Friction at Ring–Liner Interface Analyzed with a Systematic Surface Characterization

The ring–liner interface of an internal combustion engine is a very important interface because its behavior directly affects fuel efficiency of an automobile and the engine life. The liner surface is complicated, with honing features on top of the primary roughness. Moreover, liner surfaces considered here also contain pores that are random in terms of their shape and distribution. The work reported in this article systematically models the tribological performance of such surfaces in a ring–liner interface. A microscopic single-pore computational fluid dynamics analysis is conducted on the representative pore shape obtained from liner–surface characterization to quantify the effect of pores on friction. A pore influence zone is suggested, and a friction reduction factor is defined for pores.
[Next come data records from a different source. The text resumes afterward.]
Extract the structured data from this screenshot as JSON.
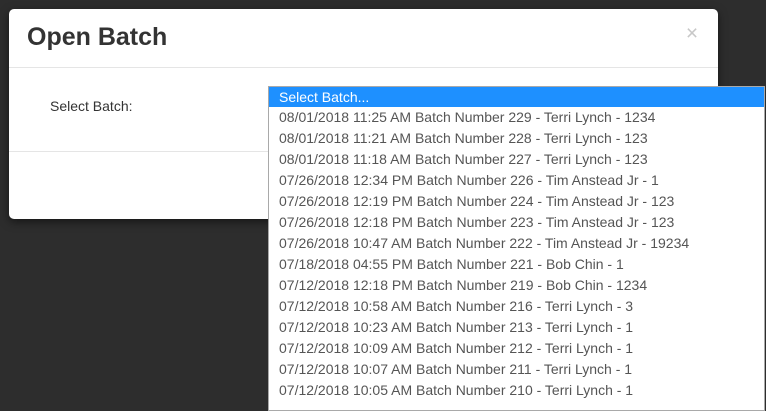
{
  "modal": {
    "title": "Open Batch",
    "close_symbol": "×",
    "select_label": "Select Batch:"
  },
  "dropdown": {
    "selected_index": 0,
    "highlight_color": "#1e90ff",
    "options": [
      "Select Batch...",
      "08/01/2018 11:25 AM Batch Number 229 - Terri Lynch - 1234",
      "08/01/2018 11:21 AM Batch Number 228 - Terri Lynch - 123",
      "08/01/2018 11:18 AM Batch Number 227 - Terri Lynch - 123",
      "07/26/2018 12:34 PM Batch Number 226 - Tim Anstead Jr - 1",
      "07/26/2018 12:19 PM Batch Number 224 - Tim Anstead Jr - 123",
      "07/26/2018 12:18 PM Batch Number 223 - Tim Anstead Jr - 123",
      "07/26/2018 10:47 AM Batch Number 222 - Tim Anstead Jr - 19234",
      "07/18/2018 04:55 PM Batch Number 221 - Bob Chin - 1",
      "07/12/2018 12:18 PM Batch Number 219 - Bob Chin - 1234",
      "07/12/2018 10:58 AM Batch Number 216 - Terri Lynch - 3",
      "07/12/2018 10:23 AM Batch Number 213 - Terri Lynch - 1",
      "07/12/2018 10:09 AM Batch Number 212 - Terri Lynch - 1",
      "07/12/2018 10:07 AM Batch Number 211 - Terri Lynch - 1",
      "07/12/2018 10:05 AM Batch Number 210 - Terri Lynch - 1"
    ]
  }
}
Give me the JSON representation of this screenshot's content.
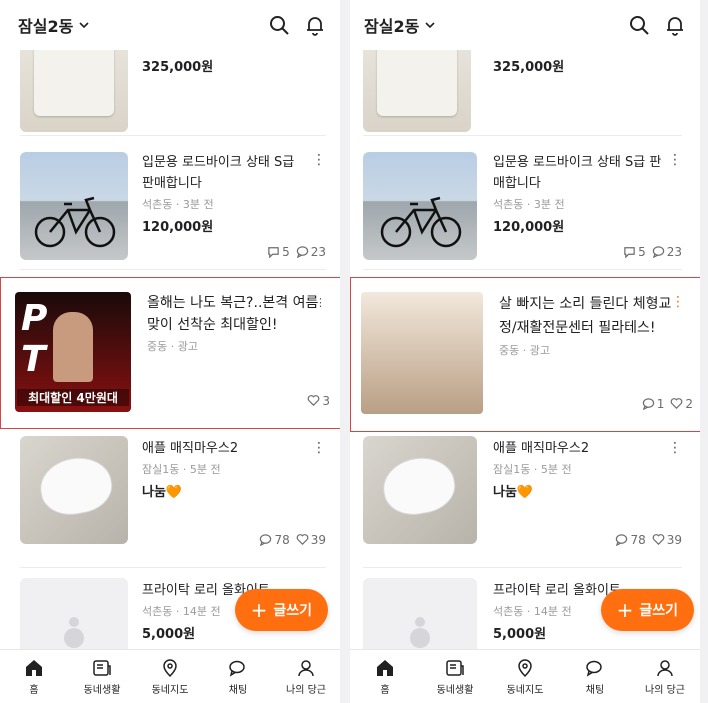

A macroscopic ring–liner interface model is developed in parallel to solve the average Reynolds equation for a representative section with the consideration of the starvation and cavitation effects. The two models are then combined to predict friction at the ring–liner interface for the liner surfaces with pores. Excellent agreement is observed between our modeling and experimental results. The effects of random pores of varying densities in the range of 2–10% on the ring–liner interface performance are studied under flooded and starved conditions. The results indicate that surface pores increase friction when the ring–liner set is operated under flooded conditions. However, when starvation occurs, surface pores help reduce friction.